На сегодняшнее заседание Совета, который представлял все кланы и созывался дважды в году, гебы, конечно, тоже пришлют своего человека. Вероятнее всего, толстуху Сару Апостлс со всклокоченной и грязной шевелюрой. И ему, парскому делегату, придется терпеть ее присутствие, отворачиваясь и зажимая нос.
Но самым зловещим будет, безусловно, представитель манов. Как и всякий пар, Габриэль ненавидел манов лютой ненавистью. Их безрассудная агрессивность шокировала, а разум отказывался понимать жестокие и беспричинные выходки. Многие годы Бэйнс считал манов врагами, однако это не объясняло их поведения. Маны просто обожали насилие, все и все. Кроме того, они любили поиздеваться и постоянно запугивали остальные кланы, особенно паров.
Подобные мысли отнюдь не прибавляли Бэйнсу смелости в предстоящем диалоге с Говардом Строу, манским делегатом.
Наконец вернулся симулакрум и с легким жужжанием, похожим на одышку астматика, доложил с неизменной улыбкой "а-ля Бэйнс":
– Полный порядок, господин. Паралитических газов и электрического напряжения большой мощности не обнаружено. Вода в графине не отравлена, радиация в норме, взрывные устройства отсутствуют. Могу порекомендовать вам войти.
– К тебе никто не приближался? – настороженно спросил Бэйнс.
– Там еще никого нет, – ответил биоробот. – Если не считать геба, который подметает пол.
Бэйнс осторожно приоткрыл дверь, предварительно толкнув ее в другую сторону, что было очень существенно. Геб с идиотски-счастливым, типично гебским выражением лица неторопливо и старательно водил метлой по полу. Казалось, работа доставляет ему несказанное удовольствие. Вероятно, даже в течение многих месяцев она не надоела бы ему: гебов не утомляло однообразие, так как они не понимали, в чем, собственно, заключается разнообразие.
"Однако в такой простоте есть свои преимущества", – поду" мал Бэйнс.
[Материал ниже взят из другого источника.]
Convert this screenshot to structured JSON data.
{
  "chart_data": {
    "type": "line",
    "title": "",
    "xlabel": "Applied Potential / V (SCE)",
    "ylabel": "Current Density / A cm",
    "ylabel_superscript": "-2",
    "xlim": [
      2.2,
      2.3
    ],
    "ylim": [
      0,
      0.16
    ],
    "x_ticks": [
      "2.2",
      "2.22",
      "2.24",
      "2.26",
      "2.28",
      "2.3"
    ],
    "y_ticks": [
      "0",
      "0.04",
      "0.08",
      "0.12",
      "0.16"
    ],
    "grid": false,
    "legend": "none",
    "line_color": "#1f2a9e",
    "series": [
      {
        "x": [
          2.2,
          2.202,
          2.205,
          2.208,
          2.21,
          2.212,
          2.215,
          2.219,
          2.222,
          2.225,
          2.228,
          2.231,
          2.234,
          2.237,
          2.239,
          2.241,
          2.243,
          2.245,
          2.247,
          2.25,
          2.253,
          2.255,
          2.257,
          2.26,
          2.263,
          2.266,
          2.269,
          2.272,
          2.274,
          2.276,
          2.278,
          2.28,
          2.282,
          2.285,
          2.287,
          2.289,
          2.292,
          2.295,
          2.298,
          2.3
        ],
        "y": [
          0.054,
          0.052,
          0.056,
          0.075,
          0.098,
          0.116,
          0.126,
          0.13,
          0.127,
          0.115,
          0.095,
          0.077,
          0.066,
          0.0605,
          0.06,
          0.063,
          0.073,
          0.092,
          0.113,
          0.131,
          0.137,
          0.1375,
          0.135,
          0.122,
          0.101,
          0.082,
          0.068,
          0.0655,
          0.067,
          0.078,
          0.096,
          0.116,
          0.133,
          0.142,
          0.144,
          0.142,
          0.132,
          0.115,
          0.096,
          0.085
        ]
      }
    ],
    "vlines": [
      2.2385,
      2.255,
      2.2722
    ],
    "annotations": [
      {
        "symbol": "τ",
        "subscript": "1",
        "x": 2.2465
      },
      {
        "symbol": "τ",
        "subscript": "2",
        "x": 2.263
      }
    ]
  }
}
Одно время – правда, очень недолгое – его впечатляли проповеди известного гебского святого Игнатия Ледебура, который кочевал из города в город, распространяя бесхитростную умиротворенность своей философии. И этот тоже, определенно, не опасен…
По крайней мере, гебы не старались изменить людей, как, например, мистики-шизы. Гебы добивались одного – покоя и умиротворенности. Они не желали знать никакой ответственности и забот и постепенно становились, как представлялось Бэйнсу, все более отрешенными, приближаясь к растительному существованию, которое, с точки зрения геба, являлось идеалом.
В который раз проверив свой лазерный пистолет – он действовал, – Бэйнс решился, наконец, войти. Осторожно, шаг за шагом, он прокрался в зал, опустился на стул, потом резко пересел на другой – первый стоял у окна, и там Бэйнс представлял бы из себя отличную мишень для всякого, кто находился снаружи.
Чтобы как-то развлечься, дожидаясь остальных делегатов, Бэйнс решил немного подшутить над гебом.
– Как тебя зовут? – спросил он.
– Як-коб Симион, – ответил тот, взмахивая шваброй и все так же глупо улыбаясь: никакой геб не в состоянии догадаться, что его разыгрывают. А если и догадывается, то не подает виду. Полное безразличие ко всему на свете – таков их принцип.
– Тебе нравится твоя работа, Якоб? – спросил Бэйнс, закуривая сигарету.
– А как же, – промямлил геб и хихикнул.
– Ты постоянно этим занимаешься?
– Что? – Геб, казалось, не понял вопроса.
В это время дверь открылась, и появилась пухленькая симпатичная Аннет Голдинг, делегат от клана поли, с сумочкой под мышкой и румянцем на щеках. Ее зеленые глаза блестели, грудь вздымалась.
– Я думала, опоздала.
– Нет-нет. – Бэйнс встал и предложил девушке сесть. Профессионально оглядев ее, он не заметил никаких признаков оружия.
"Однако во рту у нее может быть резиновый карманчик с ядовитыми спорами в капсулах", – отметил про себя пар, пересаживаясь на самый дальний стул за большим столом. Дистанция… Весьма надежный фактор.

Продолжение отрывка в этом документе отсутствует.